Em palestra realizada no mês passado no Hospital Albert Einstein, a pesquisadora americana Rebecca Sokol disse que estudos clínicos e com animais têm identificado várias substâncias químicas como sendo tóxicas para o aparelho reprodutivo. Entre elas estariam os resíduos industriais, os pesticidas e metais pesados.
Segundo Rebecca, metais pesados têm sido relatados como tóxicos para a fertilidade masculina. A exposição ao chumbo, por exemplo, altera a função espermática e dos hormônios reprodutivos, e o contato com o cádmio pode destruir a irrigação testicular, reduzindo a fertilidade. O crômio pode interferir na motilidade do espermatozóide.
O técnico em química João Carlos Gomes, 36, atribui a má qualidade de seus espermatozóides ao contato que teve com produtos químicos no período em que trabalhou na Rhodia de Cubatão.
A unidade, que produzia o ultratóxico "pó-da-china" e solventes clorados, está interditada desde 1993. A Rhodia não acredita que os problemas de fertilidade estejam ligados à contaminação.
Gomes possui espermatozóides com problemas de motilidade e morfologia, o que teria dificultado a gravidez da sua mulher durante cinco anos.
Ele chegou a fazer uma cirurgia e a tomar medicamentos à base de citrato de clomifeno durante um ano para melhorar a qualidade espermática, mas o tratamento não surtiu efeito.
Em 1997, quando já pensavam em fazer uma fertilização in vitro, a mulher de Gomes engravidou naturalmente do menino L.U., único filho do casal.
Gomes move uma ação civil contra o INSS, em que tenta vincular seu problema de fertilidade com a contaminação sofrida.
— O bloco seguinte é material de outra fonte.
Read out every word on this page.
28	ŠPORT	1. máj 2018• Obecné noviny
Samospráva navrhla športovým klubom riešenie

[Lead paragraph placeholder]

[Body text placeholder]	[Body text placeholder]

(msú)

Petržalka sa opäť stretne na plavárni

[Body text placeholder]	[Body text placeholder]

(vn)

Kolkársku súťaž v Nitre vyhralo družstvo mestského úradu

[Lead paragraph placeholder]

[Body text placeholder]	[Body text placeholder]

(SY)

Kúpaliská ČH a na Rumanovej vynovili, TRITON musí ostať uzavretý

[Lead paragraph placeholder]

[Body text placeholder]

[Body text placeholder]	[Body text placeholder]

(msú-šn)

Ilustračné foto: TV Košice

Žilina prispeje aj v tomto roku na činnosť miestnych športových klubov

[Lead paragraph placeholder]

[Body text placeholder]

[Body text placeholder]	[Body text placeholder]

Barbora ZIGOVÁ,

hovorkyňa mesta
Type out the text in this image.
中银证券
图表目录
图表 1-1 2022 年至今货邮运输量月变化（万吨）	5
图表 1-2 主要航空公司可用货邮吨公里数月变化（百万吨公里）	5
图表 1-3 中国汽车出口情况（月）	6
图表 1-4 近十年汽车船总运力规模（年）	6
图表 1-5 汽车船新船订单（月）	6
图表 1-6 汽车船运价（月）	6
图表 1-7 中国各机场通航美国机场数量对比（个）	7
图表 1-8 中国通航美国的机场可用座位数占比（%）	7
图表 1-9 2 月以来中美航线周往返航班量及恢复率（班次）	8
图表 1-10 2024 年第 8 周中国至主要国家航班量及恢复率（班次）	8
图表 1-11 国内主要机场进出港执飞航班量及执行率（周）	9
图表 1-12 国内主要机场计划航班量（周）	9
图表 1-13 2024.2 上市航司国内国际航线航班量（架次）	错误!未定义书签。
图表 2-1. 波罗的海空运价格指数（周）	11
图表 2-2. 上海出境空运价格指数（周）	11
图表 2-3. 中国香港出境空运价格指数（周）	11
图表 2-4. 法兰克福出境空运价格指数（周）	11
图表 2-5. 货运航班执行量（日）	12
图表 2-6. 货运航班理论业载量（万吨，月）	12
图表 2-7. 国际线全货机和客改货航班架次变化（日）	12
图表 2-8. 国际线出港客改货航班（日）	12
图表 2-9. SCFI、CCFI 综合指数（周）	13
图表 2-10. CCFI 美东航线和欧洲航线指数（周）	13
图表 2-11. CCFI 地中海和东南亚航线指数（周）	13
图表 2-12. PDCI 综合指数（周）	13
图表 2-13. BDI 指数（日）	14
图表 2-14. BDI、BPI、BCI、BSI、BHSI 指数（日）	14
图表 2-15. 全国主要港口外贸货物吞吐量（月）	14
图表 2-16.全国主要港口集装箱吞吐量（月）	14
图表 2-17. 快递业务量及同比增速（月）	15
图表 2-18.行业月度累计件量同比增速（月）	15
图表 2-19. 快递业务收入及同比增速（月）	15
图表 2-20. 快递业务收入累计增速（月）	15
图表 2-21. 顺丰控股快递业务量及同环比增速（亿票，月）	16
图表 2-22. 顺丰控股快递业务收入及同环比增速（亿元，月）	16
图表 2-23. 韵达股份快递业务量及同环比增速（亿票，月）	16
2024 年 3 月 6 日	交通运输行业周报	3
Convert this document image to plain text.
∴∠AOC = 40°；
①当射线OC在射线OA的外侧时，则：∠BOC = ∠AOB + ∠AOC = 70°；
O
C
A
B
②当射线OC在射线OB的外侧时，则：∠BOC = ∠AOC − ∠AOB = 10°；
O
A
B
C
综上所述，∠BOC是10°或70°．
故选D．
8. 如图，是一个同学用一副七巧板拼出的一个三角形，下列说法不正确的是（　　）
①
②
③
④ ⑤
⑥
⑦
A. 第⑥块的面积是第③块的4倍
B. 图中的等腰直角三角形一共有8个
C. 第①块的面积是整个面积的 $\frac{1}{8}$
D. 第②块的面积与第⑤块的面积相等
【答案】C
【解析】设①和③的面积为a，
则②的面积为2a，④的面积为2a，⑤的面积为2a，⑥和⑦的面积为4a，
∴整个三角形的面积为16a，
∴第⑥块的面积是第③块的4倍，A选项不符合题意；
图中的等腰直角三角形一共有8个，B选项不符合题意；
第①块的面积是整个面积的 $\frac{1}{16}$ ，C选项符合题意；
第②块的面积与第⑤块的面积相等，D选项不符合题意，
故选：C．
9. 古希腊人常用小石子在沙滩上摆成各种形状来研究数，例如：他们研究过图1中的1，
Uma das substâncias encontradas no seu sangue é o hexaclorobenzeno (HCB), considerado um interruptor endócrino, que tem sido associado à redução do número de espermatozóides.

Água
Há estudos que também relacionam a queda da fertilidade masculina ao consumo de água contaminada por hormônios -como o estrógeno e a progesterona- e por metais pesados.
Segundo Edson Borges Júnior, presidente da Sociedade Brasileira de Reprodução Assistida, uma pesquisa está sendo feita em São Paulo para avaliar a influência da água na qualidade dos espermatozóides. Foram coletadas amostras em vários locais na cidade. Os resultados saem em um mês.
Para o médico Jorge Adad Filho, pesquisador na área de reprodução humana da Unifesp (Universidade Federal de São Paulo), os estudos que relacionam o fator ambiental à queda da fertilidade estão no caminho certo, mas ainda são muito inconclusivos. "Ainda não dá para provar nada."